Deaton and Kahneman also cite a 2010 study in Psychological Science suggesting that "money impairs people's ability to savor everyday positive emotions and experiences." In one part of the study, researchers recruited subjects for a supposed chocolate taste-test experiment. While filling out a questionnaire, half were exposed to a picture of money and the control group half to a neutral photo. Those who glimpsed the money wolfed down their chocolates in 32 seconds, whereas control group members spent 45 seconds enjoying their morsels. The researchers conclude, "Our findings provide evidence for the provocative and intuitively appealing—yet previously untested—notion that having access to the best things in life may actually undermine one's ability to reap enjoyment from life's small pleasures." Perhaps so, but I still enjoy quaffing 18-year-old Laphroaig more than the cheap White Horse blend I used gulp down in my penurious twenties.
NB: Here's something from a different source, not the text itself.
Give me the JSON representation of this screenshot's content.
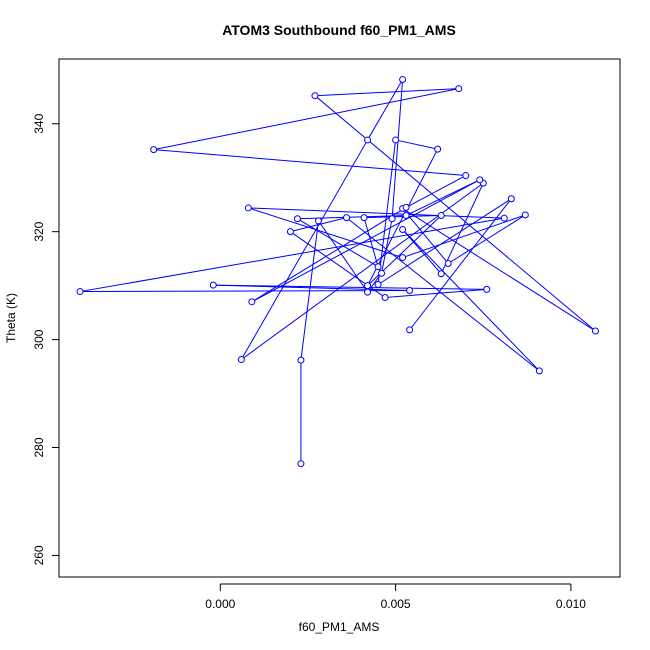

Nevertheless, Deaton and Kahneman agree with Stevenson and Wolfers that more money evidently enables people to buy the experiences and conveniences that increase overall life satisfaction. There is no income threshold when it comes to procuring more of this kind of happiness. It is certainly wonderful and valuable to enjoy the moment, but real and lasting pleasure comes from a life well-lived. More money can't guarantee a satisfying life, but research shows that it sure does help.